Train travel, in particular, has experienced exceptional growth in the past few years. “We are past the era of fast, frequent travel and guilt-free consumption,” explains Gary Franklin, from luxury hospitality operator Belmond, which owns the Venice Simplon-Orient Express. “Today’s discerning travellers are looking for meaningful, slower-paced, sustainable and immersive experiences and train travel is arguably the most romantic and charming way to reach [your chosen] destination.”

Bookings on the Venice Simplon-Orient-Express (whose dining experience comes via French chef Jean Imbert of Plaza Athénée fame) and Royal Scotsman luxury trains are up 20 per cent and 35 percent respectively on pre-pandemic figures, says Franklin. Meanwhile, Belmond’s British Pullman—which features the 1950s-era Cygnus carriage delightfully redesigned by filmmaker Wes Anderson—has grown its clientele by a whopping 40 per cent.

In Europe, the iconic Orient Express (unrelated to the Venice Simplon-Orient-Express), which debuted in 1883 for journeys from Paris to Istanbul, is set to launch a new service taking in 14 Italian regions next year. The joint venture by France’s state rail company SNCF, hospitality group Accor and Italian property investment company Arsenale focuses on exploring lesser-known parts of the country. Featuring mid-century-inspired interiors by Milan-based design firm Dimorestudio (whose client list includes Dior, Fendi and Hermes), the La Dolce Vita service will also offer international journeys from Rome to Istanbul, Paris and Split—with bespoke excursions such as truffle hunting in Piedmont available along the way.

According to social media giant Pinterest, the search terms “train trip aesthetic” and “train quotes travel” rose by 205 and 285 per cent respectively in the past year. “Train bragging” has also become part of the platform’s lexicon thanks to users flaunting images of their exotic rail adventures.

Around the world it appears a rail renaissance is taking shape, with new tech-enabled trains promising experiences that range from super-comfortable to ultra-luxurious. This includes sleeper trains, which are increasingly billed as a climate-friendly alternative to short-haul flights for both business and leisure travellers. Later this year Austrian national rail operator OBB will roll out 33 next-gen NightJet sleeper trains to elevate comfort for those connecting to the European railway hub of Zurich Hauptbahnhof.
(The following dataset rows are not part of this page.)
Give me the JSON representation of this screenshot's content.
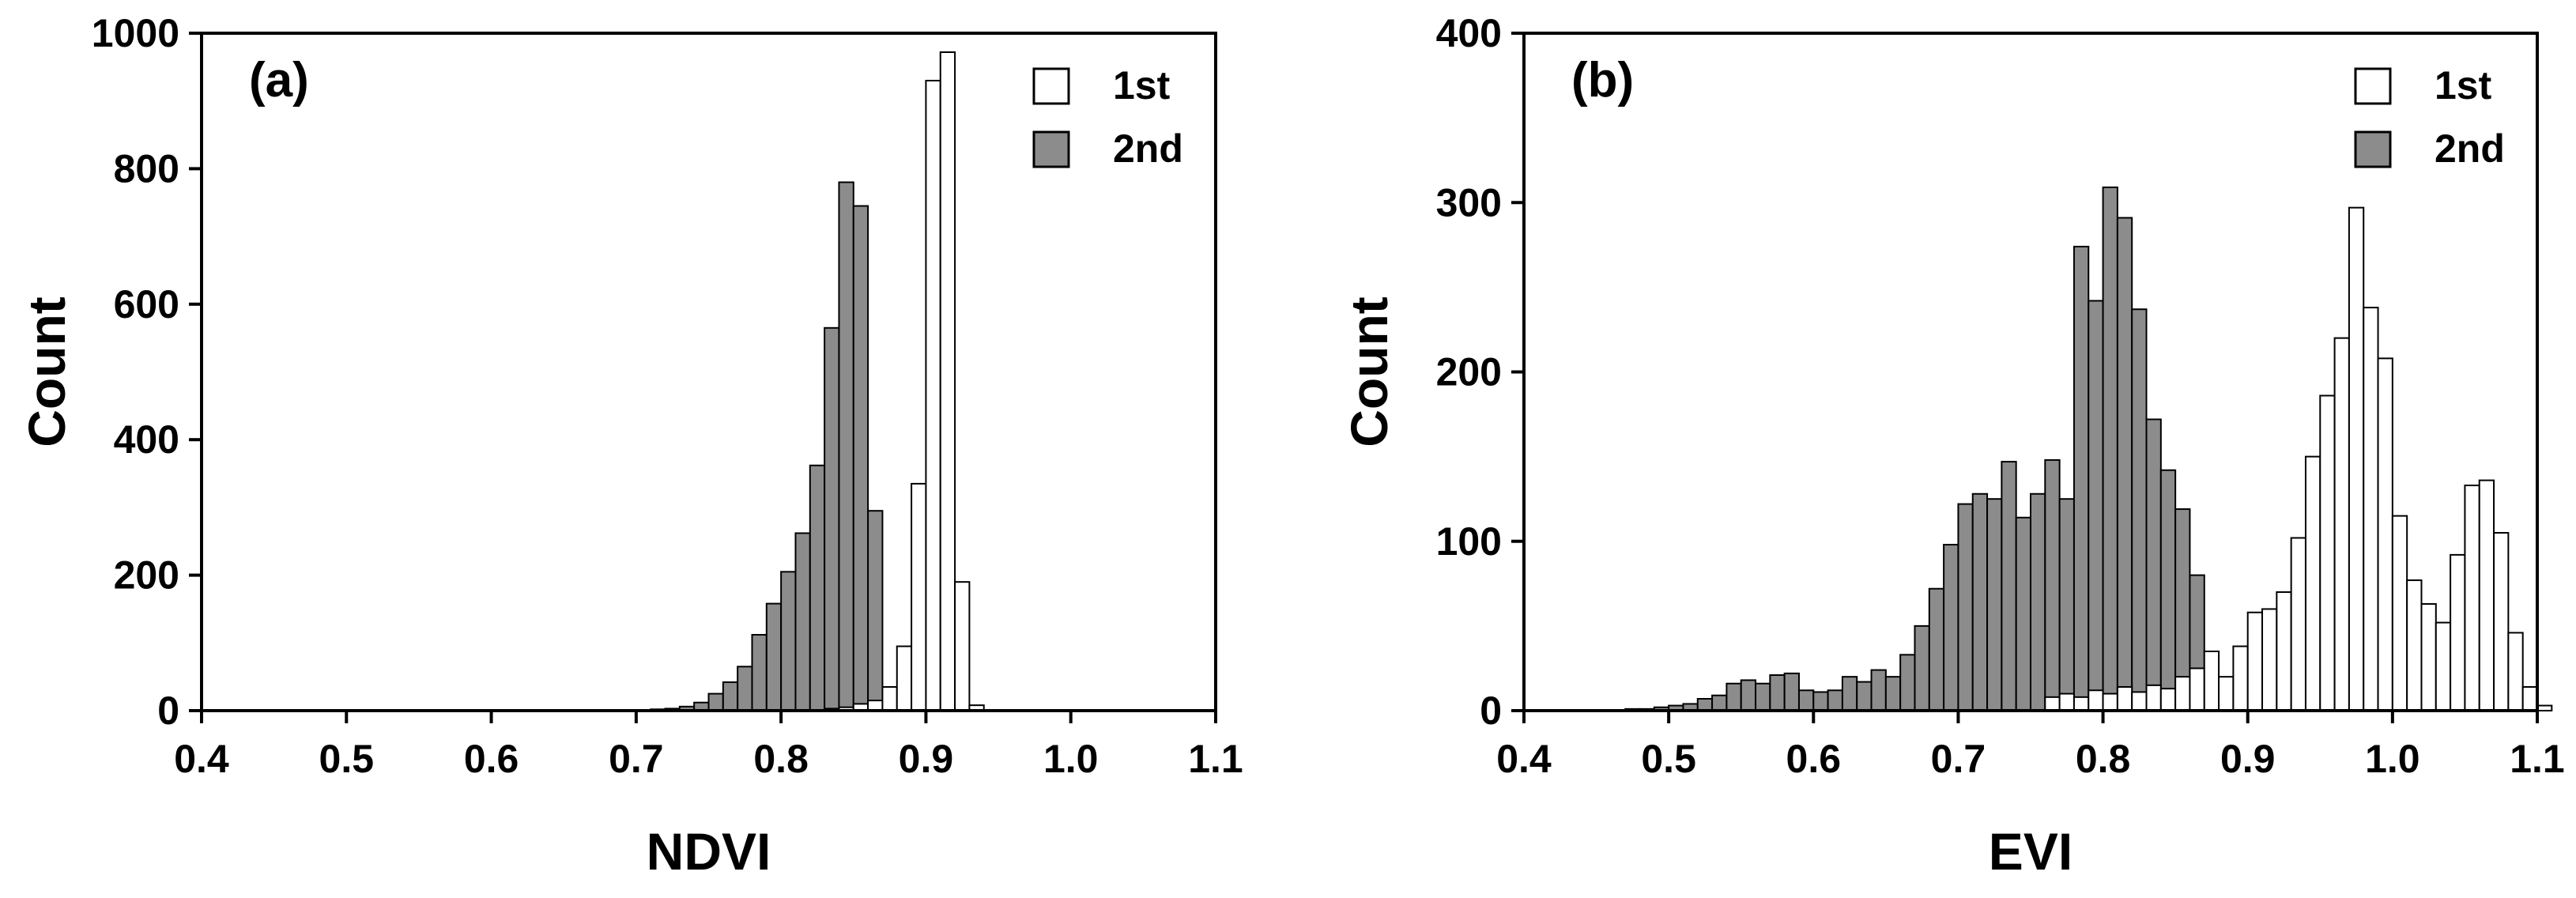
{
  "chart_data": [
    {
      "type": "bar",
      "panel_label": "(a)",
      "xlabel": "NDVI",
      "ylabel": "Count",
      "xlim": [
        0.4,
        1.1
      ],
      "ylim": [
        0,
        1000
      ],
      "xticks": [
        "0.4",
        "0.5",
        "0.6",
        "0.7",
        "0.8",
        "0.9",
        "1.0",
        "1.1"
      ],
      "yticks": [
        "0",
        "200",
        "400",
        "600",
        "800",
        "1000"
      ],
      "bin_width": 0.01,
      "legend_position": "top-right",
      "series": [
        {
          "name": "1st",
          "color": "#ffffff",
          "bins": [
            [
              0.83,
              3
            ],
            [
              0.84,
              5
            ],
            [
              0.85,
              10
            ],
            [
              0.86,
              15
            ],
            [
              0.87,
              35
            ],
            [
              0.88,
              95
            ],
            [
              0.89,
              335
            ],
            [
              0.9,
              930
            ],
            [
              0.91,
              972
            ],
            [
              0.92,
              190
            ],
            [
              0.93,
              8
            ]
          ]
        },
        {
          "name": "2nd",
          "color": "#8c8c8c",
          "bins": [
            [
              0.71,
              2
            ],
            [
              0.72,
              3
            ],
            [
              0.73,
              6
            ],
            [
              0.74,
              12
            ],
            [
              0.75,
              25
            ],
            [
              0.76,
              42
            ],
            [
              0.77,
              65
            ],
            [
              0.78,
              112
            ],
            [
              0.79,
              158
            ],
            [
              0.8,
              205
            ],
            [
              0.81,
              262
            ],
            [
              0.82,
              362
            ],
            [
              0.83,
              565
            ],
            [
              0.84,
              780
            ],
            [
              0.85,
              745
            ],
            [
              0.86,
              295
            ],
            [
              0.87,
              10
            ],
            [
              0.88,
              3
            ]
          ]
        }
      ]
    },
    {
      "type": "bar",
      "panel_label": "(b)",
      "xlabel": "EVI",
      "ylabel": "Count",
      "xlim": [
        0.4,
        1.1
      ],
      "ylim": [
        0,
        400
      ],
      "xticks": [
        "0.4",
        "0.5",
        "0.6",
        "0.7",
        "0.8",
        "0.9",
        "1.0",
        "1.1"
      ],
      "yticks": [
        "0",
        "100",
        "200",
        "300",
        "400"
      ],
      "bin_width": 0.01,
      "legend_position": "top-right",
      "series": [
        {
          "name": "1st",
          "color": "#ffffff",
          "bins": [
            [
              0.76,
              8
            ],
            [
              0.77,
              10
            ],
            [
              0.78,
              8
            ],
            [
              0.79,
              12
            ],
            [
              0.8,
              10
            ],
            [
              0.81,
              14
            ],
            [
              0.82,
              11
            ],
            [
              0.83,
              15
            ],
            [
              0.84,
              13
            ],
            [
              0.85,
              20
            ],
            [
              0.86,
              25
            ],
            [
              0.87,
              35
            ],
            [
              0.88,
              20
            ],
            [
              0.89,
              38
            ],
            [
              0.9,
              58
            ],
            [
              0.91,
              60
            ],
            [
              0.92,
              70
            ],
            [
              0.93,
              102
            ],
            [
              0.94,
              150
            ],
            [
              0.95,
              186
            ],
            [
              0.96,
              220
            ],
            [
              0.97,
              297
            ],
            [
              0.98,
              238
            ],
            [
              0.99,
              208
            ],
            [
              1.0,
              115
            ],
            [
              1.01,
              77
            ],
            [
              1.02,
              63
            ],
            [
              1.03,
              52
            ],
            [
              1.04,
              92
            ],
            [
              1.05,
              133
            ],
            [
              1.06,
              136
            ],
            [
              1.07,
              105
            ],
            [
              1.08,
              46
            ],
            [
              1.09,
              14
            ],
            [
              1.1,
              3
            ]
          ]
        },
        {
          "name": "2nd",
          "color": "#8c8c8c",
          "bins": [
            [
              0.47,
              1
            ],
            [
              0.48,
              1
            ],
            [
              0.49,
              2
            ],
            [
              0.5,
              3
            ],
            [
              0.51,
              4
            ],
            [
              0.52,
              7
            ],
            [
              0.53,
              9
            ],
            [
              0.54,
              16
            ],
            [
              0.55,
              18
            ],
            [
              0.56,
              16
            ],
            [
              0.57,
              21
            ],
            [
              0.58,
              22
            ],
            [
              0.59,
              12
            ],
            [
              0.6,
              11
            ],
            [
              0.61,
              12
            ],
            [
              0.62,
              20
            ],
            [
              0.63,
              17
            ],
            [
              0.64,
              24
            ],
            [
              0.65,
              20
            ],
            [
              0.66,
              33
            ],
            [
              0.67,
              50
            ],
            [
              0.68,
              72
            ],
            [
              0.69,
              98
            ],
            [
              0.7,
              122
            ],
            [
              0.71,
              128
            ],
            [
              0.72,
              125
            ],
            [
              0.73,
              147
            ],
            [
              0.74,
              114
            ],
            [
              0.75,
              128
            ],
            [
              0.76,
              148
            ],
            [
              0.77,
              125
            ],
            [
              0.78,
              274
            ],
            [
              0.79,
              242
            ],
            [
              0.8,
              309
            ],
            [
              0.81,
              291
            ],
            [
              0.82,
              237
            ],
            [
              0.83,
              172
            ],
            [
              0.84,
              142
            ],
            [
              0.85,
              119
            ],
            [
              0.86,
              80
            ],
            [
              0.87,
              19
            ],
            [
              0.88,
              10
            ]
          ]
        }
      ]
    }
  ]
}
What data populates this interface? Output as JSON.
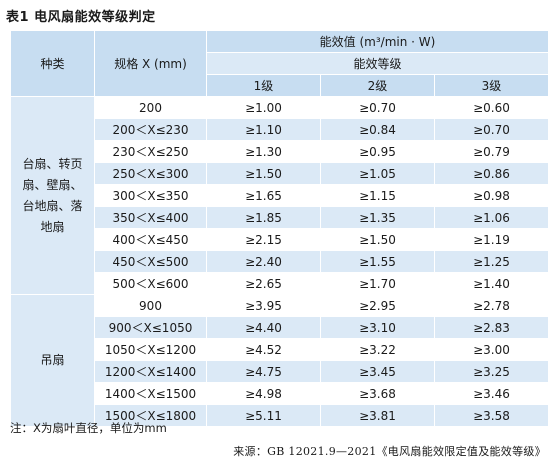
{
  "title": "表1  电风扇能效等级判定",
  "header": {
    "kind": "种类",
    "spec": "规格 X (mm)",
    "efficiency": "能效值 (m³/min · W)",
    "grade_group": "能效等级",
    "grades": [
      "1级",
      "2级",
      "3级"
    ]
  },
  "groups": [
    {
      "label": "台扇、转页扇、壁扇、台地扇、落地扇",
      "rows": [
        {
          "spec": "200",
          "g1": "≥1.00",
          "g2": "≥0.70",
          "g3": "≥0.60"
        },
        {
          "spec": "200＜X≤230",
          "g1": "≥1.10",
          "g2": "≥0.84",
          "g3": "≥0.70"
        },
        {
          "spec": "230＜X≤250",
          "g1": "≥1.30",
          "g2": "≥0.95",
          "g3": "≥0.79"
        },
        {
          "spec": "250＜X≤300",
          "g1": "≥1.50",
          "g2": "≥1.05",
          "g3": "≥0.86"
        },
        {
          "spec": "300＜X≤350",
          "g1": "≥1.65",
          "g2": "≥1.15",
          "g3": "≥0.98"
        },
        {
          "spec": "350＜X≤400",
          "g1": "≥1.85",
          "g2": "≥1.35",
          "g3": "≥1.06"
        },
        {
          "spec": "400＜X≤450",
          "g1": "≥2.15",
          "g2": "≥1.50",
          "g3": "≥1.19"
        },
        {
          "spec": "450＜X≤500",
          "g1": "≥2.40",
          "g2": "≥1.55",
          "g3": "≥1.25"
        },
        {
          "spec": "500＜X≤600",
          "g1": "≥2.65",
          "g2": "≥1.70",
          "g3": "≥1.40"
        }
      ]
    },
    {
      "label": "吊扇",
      "rows": [
        {
          "spec": "900",
          "g1": "≥3.95",
          "g2": "≥2.95",
          "g3": "≥2.78"
        },
        {
          "spec": "900＜X≤1050",
          "g1": "≥4.40",
          "g2": "≥3.10",
          "g3": "≥2.83"
        },
        {
          "spec": "1050＜X≤1200",
          "g1": "≥4.52",
          "g2": "≥3.22",
          "g3": "≥3.00"
        },
        {
          "spec": "1200＜X≤1400",
          "g1": "≥4.75",
          "g2": "≥3.45",
          "g3": "≥3.25"
        },
        {
          "spec": "1400＜X≤1500",
          "g1": "≥4.98",
          "g2": "≥3.68",
          "g3": "≥3.46"
        },
        {
          "spec": "1500＜X≤1800",
          "g1": "≥5.11",
          "g2": "≥3.81",
          "g3": "≥3.58"
        }
      ]
    }
  ],
  "note": "注：X为扇叶直径，单位为mm",
  "source": "来源：GB 12021.9—2021《电风扇能效限定值及能效等级》",
  "colors": {
    "header": "#c7ddf1",
    "band": "#dbe9f6"
  }
}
Recent upgrades have also raised standards and shortened travel times between Oslo and Stockholm, with five services now running each day.

On the water, meanwhile, Orient Express will launch its first cruise in 2026 having commissioned a 220m sailing yacht from Chantiers de L’Atlantique with capacity for up to 120 passengers. The wind and LNG-powered vessel is set to join a new strand of hotel-yacht hybrids taking to the seas over the next couple of years, with luxury resort groups such as Four Seasons and Aman also investing in floating sanctuaries that deliver high-end hospitality with a greater degree of structure than a private charter.

In this exciting new era of travel, the nostalgic gilded-age charm of trains and boats is being reimagined with a modern, green, tech-forward edge—offering travellers the best of both worlds.